Bay projects down the drain

Rochelle de Kock
dekockr@avusa.co.za
THE massive budget cuts announced by the Nelson Mandela Bay Municipality have all but doomed major infrastructure projects meant to improve the lives of hundreds of thousands of people in the city.
The planned eradication of the “bucket system” in the Bay, the building of five new clinics, and improvements to roads and stormwater drainage infrastructure throughout the city are among the projects that have been effectively gutted by municipality budget cuts totalling almost R800-million.
And while municipal cash flow, debt management and the collection of rates have been singled out as key reasons for the massive budget reductions, a chunk of the blame has been laid at the door of the 2010 Fifa World Cup.

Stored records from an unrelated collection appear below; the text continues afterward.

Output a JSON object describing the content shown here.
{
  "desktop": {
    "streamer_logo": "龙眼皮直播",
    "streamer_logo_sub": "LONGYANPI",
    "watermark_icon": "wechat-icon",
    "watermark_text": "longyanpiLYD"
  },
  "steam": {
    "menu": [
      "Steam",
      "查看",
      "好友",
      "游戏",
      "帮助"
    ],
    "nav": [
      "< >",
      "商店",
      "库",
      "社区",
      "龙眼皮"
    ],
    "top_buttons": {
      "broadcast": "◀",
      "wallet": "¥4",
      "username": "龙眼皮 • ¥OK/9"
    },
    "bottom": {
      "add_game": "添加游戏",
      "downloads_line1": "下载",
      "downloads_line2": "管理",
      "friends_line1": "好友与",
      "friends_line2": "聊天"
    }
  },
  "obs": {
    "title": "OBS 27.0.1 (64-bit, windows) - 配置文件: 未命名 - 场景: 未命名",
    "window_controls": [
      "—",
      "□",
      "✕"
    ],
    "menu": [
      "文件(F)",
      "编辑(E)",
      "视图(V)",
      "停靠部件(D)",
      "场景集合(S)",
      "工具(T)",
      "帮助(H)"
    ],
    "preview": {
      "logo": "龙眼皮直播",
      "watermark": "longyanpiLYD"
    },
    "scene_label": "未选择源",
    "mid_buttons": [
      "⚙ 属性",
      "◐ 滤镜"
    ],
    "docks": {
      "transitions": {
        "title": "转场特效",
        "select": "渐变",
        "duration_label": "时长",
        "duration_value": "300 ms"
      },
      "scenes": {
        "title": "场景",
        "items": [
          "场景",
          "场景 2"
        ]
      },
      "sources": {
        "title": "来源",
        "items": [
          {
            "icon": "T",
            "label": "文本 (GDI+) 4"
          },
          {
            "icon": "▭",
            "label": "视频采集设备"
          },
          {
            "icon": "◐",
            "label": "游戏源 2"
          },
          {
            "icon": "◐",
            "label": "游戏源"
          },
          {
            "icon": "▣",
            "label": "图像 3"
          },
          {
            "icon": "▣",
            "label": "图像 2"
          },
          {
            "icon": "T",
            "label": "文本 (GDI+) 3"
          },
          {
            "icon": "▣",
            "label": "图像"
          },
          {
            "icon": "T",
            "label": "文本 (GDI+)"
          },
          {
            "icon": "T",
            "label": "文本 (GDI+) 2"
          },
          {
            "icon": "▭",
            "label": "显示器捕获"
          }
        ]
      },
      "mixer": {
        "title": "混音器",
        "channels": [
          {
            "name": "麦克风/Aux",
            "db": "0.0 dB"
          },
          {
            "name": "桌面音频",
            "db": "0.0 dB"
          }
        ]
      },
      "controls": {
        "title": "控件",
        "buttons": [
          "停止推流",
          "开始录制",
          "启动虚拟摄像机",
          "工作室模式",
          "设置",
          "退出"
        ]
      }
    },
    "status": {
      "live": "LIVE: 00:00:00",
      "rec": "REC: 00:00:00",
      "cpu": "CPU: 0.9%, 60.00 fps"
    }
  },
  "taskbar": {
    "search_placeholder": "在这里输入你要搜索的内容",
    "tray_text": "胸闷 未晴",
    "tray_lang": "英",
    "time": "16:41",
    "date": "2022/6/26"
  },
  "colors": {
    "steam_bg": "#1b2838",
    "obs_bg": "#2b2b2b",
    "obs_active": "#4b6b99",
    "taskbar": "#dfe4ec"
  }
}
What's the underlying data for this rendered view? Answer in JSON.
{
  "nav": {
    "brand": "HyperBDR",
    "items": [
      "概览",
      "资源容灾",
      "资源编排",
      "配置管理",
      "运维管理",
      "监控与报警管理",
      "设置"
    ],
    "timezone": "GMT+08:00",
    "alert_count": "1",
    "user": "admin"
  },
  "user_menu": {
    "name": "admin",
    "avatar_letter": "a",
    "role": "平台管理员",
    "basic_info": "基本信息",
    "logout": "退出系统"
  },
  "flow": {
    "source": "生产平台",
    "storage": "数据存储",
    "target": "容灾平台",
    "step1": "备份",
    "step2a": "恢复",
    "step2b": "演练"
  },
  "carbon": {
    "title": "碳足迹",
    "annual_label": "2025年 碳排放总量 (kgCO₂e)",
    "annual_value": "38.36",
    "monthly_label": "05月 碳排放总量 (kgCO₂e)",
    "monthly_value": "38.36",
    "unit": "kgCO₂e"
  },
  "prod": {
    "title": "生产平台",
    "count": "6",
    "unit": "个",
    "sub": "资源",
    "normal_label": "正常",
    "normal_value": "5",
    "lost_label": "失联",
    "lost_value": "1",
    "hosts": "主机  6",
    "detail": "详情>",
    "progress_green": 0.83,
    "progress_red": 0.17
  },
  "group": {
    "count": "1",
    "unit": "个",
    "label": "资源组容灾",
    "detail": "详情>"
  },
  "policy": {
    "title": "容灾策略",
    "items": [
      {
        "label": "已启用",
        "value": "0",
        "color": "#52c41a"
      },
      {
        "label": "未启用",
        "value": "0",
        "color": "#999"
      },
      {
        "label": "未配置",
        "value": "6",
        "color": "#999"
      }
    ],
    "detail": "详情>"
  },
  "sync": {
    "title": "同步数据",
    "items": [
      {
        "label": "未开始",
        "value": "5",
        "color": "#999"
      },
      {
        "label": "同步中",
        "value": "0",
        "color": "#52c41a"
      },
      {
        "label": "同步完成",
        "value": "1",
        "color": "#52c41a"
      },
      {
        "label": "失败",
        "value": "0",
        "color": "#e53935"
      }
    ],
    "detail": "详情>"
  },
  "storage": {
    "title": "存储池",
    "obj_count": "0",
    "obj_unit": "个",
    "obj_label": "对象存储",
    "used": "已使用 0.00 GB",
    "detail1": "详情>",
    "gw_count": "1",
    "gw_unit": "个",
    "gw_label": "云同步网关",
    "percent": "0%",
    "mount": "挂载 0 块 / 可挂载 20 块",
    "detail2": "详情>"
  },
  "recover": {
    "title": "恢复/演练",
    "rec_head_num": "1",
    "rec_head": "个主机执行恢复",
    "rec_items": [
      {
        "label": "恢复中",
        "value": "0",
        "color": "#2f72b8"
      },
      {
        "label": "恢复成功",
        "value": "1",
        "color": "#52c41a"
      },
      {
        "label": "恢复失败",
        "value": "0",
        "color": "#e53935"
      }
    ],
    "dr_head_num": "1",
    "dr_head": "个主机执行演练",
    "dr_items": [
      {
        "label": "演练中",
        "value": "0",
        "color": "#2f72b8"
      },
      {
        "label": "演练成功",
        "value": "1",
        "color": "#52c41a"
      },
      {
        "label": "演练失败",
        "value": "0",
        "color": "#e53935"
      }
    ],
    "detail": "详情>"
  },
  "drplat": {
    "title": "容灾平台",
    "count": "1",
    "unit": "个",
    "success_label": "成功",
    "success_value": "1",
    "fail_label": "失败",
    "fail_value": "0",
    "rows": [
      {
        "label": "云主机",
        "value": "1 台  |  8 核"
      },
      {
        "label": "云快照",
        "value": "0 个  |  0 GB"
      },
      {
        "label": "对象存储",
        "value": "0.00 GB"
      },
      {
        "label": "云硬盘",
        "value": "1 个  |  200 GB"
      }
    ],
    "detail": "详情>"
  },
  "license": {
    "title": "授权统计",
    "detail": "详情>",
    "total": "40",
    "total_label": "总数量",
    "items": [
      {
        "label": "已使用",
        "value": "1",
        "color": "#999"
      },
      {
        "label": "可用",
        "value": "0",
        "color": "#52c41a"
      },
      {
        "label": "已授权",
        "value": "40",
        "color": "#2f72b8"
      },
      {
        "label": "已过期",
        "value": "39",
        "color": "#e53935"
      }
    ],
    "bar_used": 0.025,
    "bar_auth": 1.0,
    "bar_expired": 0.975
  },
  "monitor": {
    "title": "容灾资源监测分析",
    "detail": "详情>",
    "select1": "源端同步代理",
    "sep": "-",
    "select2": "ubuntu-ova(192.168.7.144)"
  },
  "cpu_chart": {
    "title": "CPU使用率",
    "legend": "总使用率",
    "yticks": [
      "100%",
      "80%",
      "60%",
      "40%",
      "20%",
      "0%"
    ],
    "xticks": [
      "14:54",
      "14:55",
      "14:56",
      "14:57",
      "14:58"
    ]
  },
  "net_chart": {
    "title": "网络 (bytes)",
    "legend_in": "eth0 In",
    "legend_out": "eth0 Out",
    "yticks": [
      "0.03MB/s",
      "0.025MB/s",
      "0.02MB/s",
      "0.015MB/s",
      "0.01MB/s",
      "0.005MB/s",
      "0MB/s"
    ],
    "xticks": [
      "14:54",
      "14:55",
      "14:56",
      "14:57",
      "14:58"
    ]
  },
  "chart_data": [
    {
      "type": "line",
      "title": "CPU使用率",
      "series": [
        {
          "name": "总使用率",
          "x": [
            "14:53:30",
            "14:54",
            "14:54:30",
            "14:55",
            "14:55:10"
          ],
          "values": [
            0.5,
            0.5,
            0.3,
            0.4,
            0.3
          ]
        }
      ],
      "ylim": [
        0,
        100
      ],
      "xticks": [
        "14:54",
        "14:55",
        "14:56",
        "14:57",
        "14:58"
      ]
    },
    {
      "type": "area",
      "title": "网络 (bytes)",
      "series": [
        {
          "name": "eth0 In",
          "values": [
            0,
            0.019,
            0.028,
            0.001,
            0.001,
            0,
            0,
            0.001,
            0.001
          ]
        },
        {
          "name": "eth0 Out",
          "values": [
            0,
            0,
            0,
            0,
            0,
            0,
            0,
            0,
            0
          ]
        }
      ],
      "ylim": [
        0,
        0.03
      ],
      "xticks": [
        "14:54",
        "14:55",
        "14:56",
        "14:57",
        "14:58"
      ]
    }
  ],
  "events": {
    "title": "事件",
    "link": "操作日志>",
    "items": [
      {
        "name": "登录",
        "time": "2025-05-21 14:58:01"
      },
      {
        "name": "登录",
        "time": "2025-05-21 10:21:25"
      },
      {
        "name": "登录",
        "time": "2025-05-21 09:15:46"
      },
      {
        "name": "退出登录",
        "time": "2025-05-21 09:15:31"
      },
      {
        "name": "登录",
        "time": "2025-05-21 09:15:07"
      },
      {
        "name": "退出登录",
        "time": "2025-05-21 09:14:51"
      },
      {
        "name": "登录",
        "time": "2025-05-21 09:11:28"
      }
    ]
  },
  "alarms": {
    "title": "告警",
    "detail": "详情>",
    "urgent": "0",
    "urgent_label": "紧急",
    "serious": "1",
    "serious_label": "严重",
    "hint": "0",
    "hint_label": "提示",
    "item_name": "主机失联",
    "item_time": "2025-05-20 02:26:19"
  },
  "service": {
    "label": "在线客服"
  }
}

According to a financial report due to be presented to the municipal Public Accounts Committee meeting today by chief financial officer Kevin Jacoby, the most significant implications of the cuts are:
– The budget for the eradication of the bucket system – by upgrading and installing sewerage systems in townships, where residents do not have access to flushing toilets – has been slashed from R75-million to a measly R1-million;
– The bulk stormwater projects to improve the city‘s road drainage infrastructure have been reduced by a whopping R48.25-million. Some of the areas affected by the stormwater project budget cuts are: Summerstrand (a R20-million reduction), Zwide (R5-million) and Chatty (R9-million);
– R17.17-million has been taken away from the budget earmarked for the construction of five new clinics; and
– R80-million has been slashed from the budget for tarring gravel roads in previously disadvantaged areas.
Altogether, the nearly R800-million in cuts comprises a reduction of R536-million to the municipality‘s capital budget, which funds long-term projects that are considered an investment in the city, such as roads and other infrastructure, and a R254-million reduction in the city‘s operating budget, which funds general expenses such as salaries, repairs and maintenance.
The municipality receives the majority of its budget from service charges and property rates, followed by funding from the national government.
In the financial report, Jacoby says the chief reasons for the municipality‘s financial mess are: ambitious projects not fully supported by municipal cash flow; inefficient debt collection measures; and inadequate financial discipline.
But another major contributing factor to the metro‘s financial woes was the 2010 soccer World Cup, which saw the municipality forking out an additional and unbudgeted R261-million for construction costs, to ensure the Nelson Mandela Bay stadium was fully compliant with Fifa‘s requirements.
At the time, the municipality said this amount would be refunded by the national treasury and the provincial government.
But yesterday Jacoby said the municipality had little hope of ever recouping that loss from the provincial and nation treasuries.
“To be honest with you, I don‘t think we are ever going to get that money back.
“If we had signed something contractually, we might have been able to press them for that money,” he lamented.